09.3878 · Postulat · 2009-09-24
Département de justice et police
Liquidé
Wortlaut
Le Conseil fédéral est chargé d'examiner avec précision, dans une étude, les raisons pour lesquelles les victimes de violences renoncent à porter plainte. Sur la base des informations acquises, des recommandations seront formulées quant aux moyens de faire augmenter le taux de dénonciation.
Begründung
Diverses études semblent indiquer que moins de 20 % des actes de violence sont dénoncés. Comme seul un nombre restreint de plaintes débouche sur une condamnation, la plupart des violences commises en Suisse demeurent de facto impunies, en particulier les violences domestiques et les violences sexuelles commises sur des enfants et des jeunes. Les centres d'information rapportent régulièrement que les auteurs de violences se moquent de leurs victimes et se vantent de n'encourir de toute façon aucune sanction.

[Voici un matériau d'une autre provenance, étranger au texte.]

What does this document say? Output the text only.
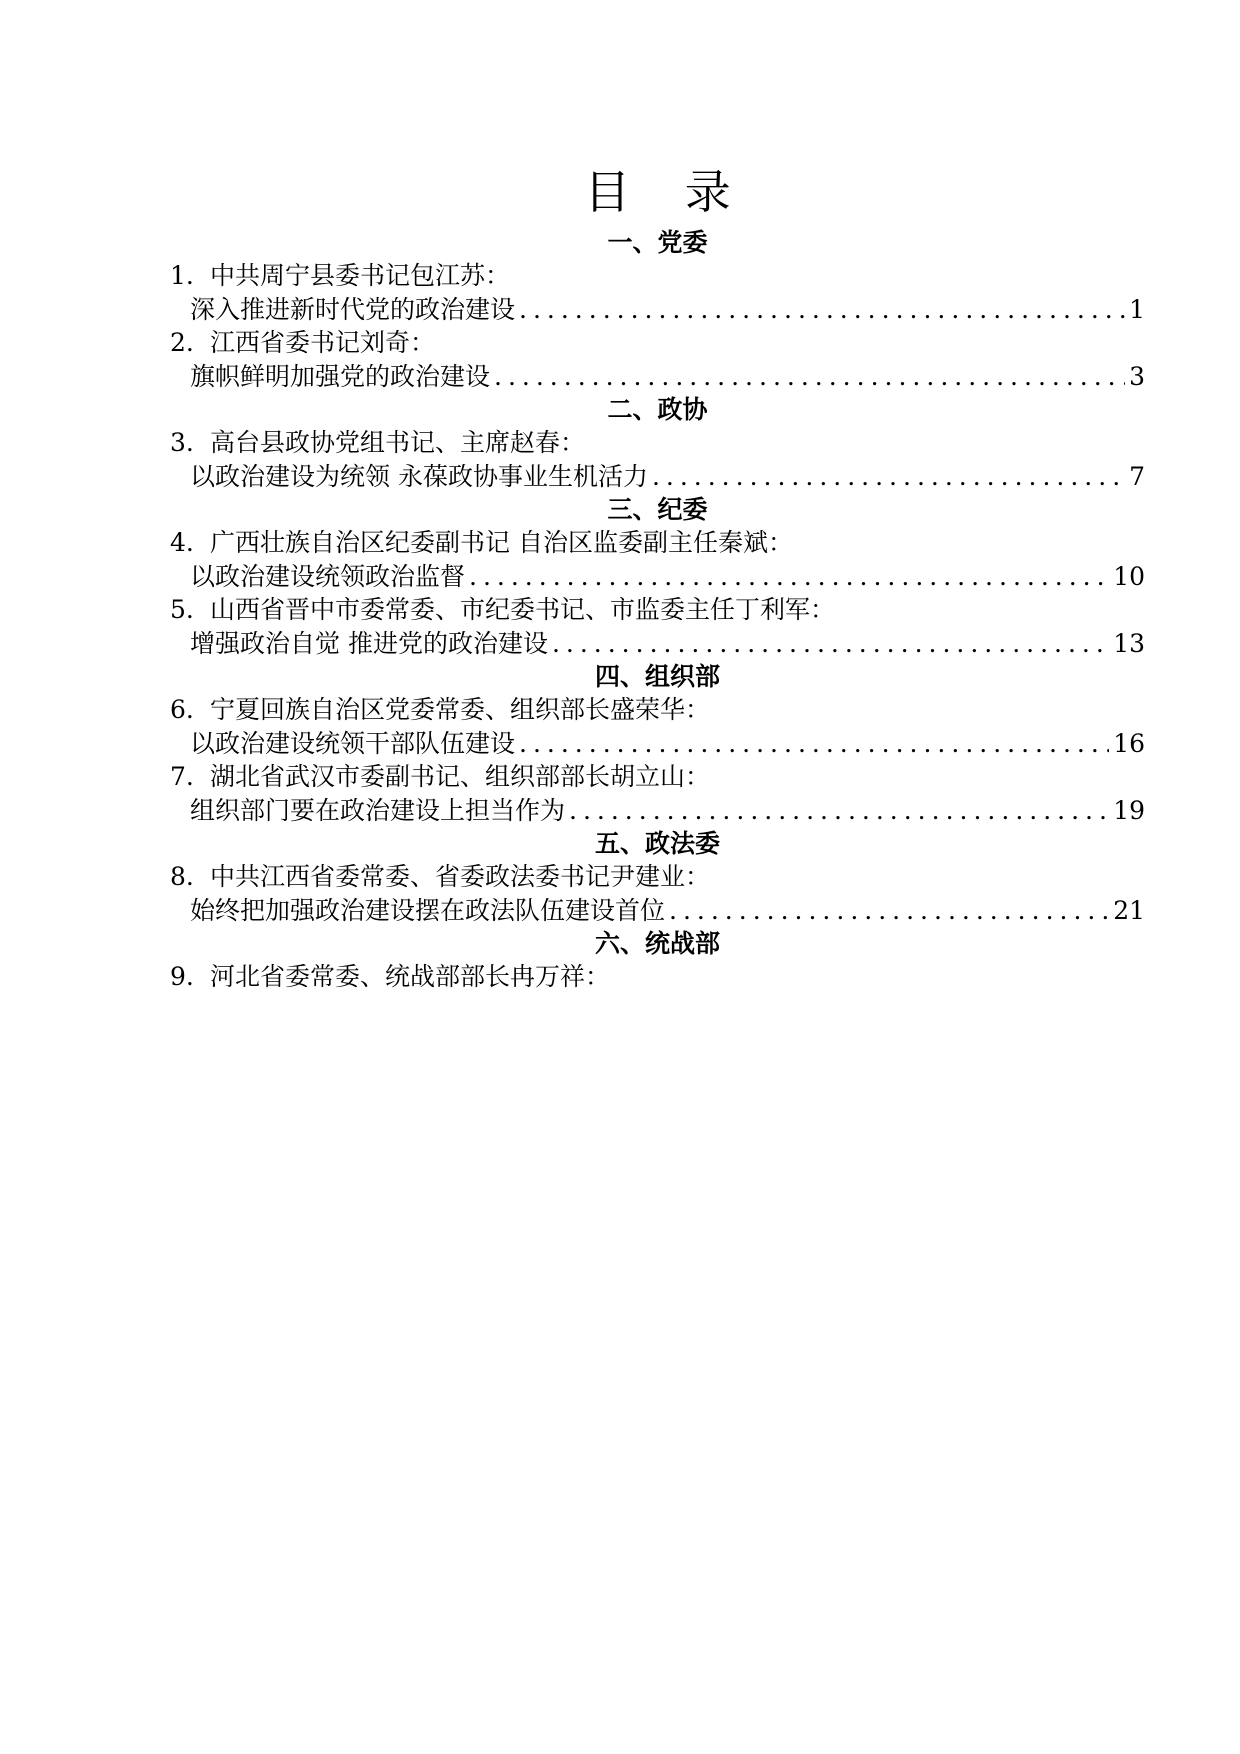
目 录
一、党委
1. 中共周宁县委书记包江苏：
深入推进新时代党的政治建设 .....	1
2. 江西省委书记刘奇：
旗帜鲜明加强党的政治建设 .....	3
二、政协
3. 高台县政协党组书记、主席赵春：
以政治建设为统领 永葆政协事业生机活力 .....	7
三、纪委
4. 广西壮族自治区纪委副书记 自治区监委副主任秦斌：
以政治建设统领政治监督 .....	10
5. 山西省晋中市委常委、市纪委书记、市监委主任丁利军：
增强政治自觉 推进党的政治建设 .....	13
四、组织部
6. 宁夏回族自治区党委常委、组织部长盛荣华：
以政治建设统领干部队伍建设 .....	16
7. 湖北省武汉市委副书记、组织部部长胡立山：
组织部门要在政治建设上担当作为 .....	19
五、政法委
8. 中共江西省委常委、省委政法委书记尹建业：
始终把加强政治建设摆在政法队伍建设首位 .....	21
六、统战部
9. 河北省委常委、统战部部长冉万祥：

Pour les experts, il est incontestable que la probabilité d'être poursuivi en justice et puni pour ses actes a un effet nettement plus dissuasif que la perspective d'une peine plus sévère. Les délinquants qui se savent à l'abri de poursuites ne sont pas intimidés à l'idée de sanctions plus dures. Pour que le droit pénal déploie davantage ses effets préventifs, il faut que les victimes déposent plus souvent plainte et que la probabilité que les délinquants soient condamnés augmente. Une étude doit présenter de manière précise et réaliste les raisons qui retiennent une victime de déposer plainte ainsi que les mesures à prendre pour qu'il en aille à l'avenir autrement. Il faut examiner des principes procéduraux tels que le renversement du fardeau de la preuve, des interrogatoires de confrontation menés séparément quant au lieu et au moment, etc. L'étude et les recommandations qui en découleront devront porter une attention particulière aux infractions sexuelles commises sur des enfants et des jeunes.
Antrag des Bundesrates
Le Conseil fédéral propose d'accepter le postulat.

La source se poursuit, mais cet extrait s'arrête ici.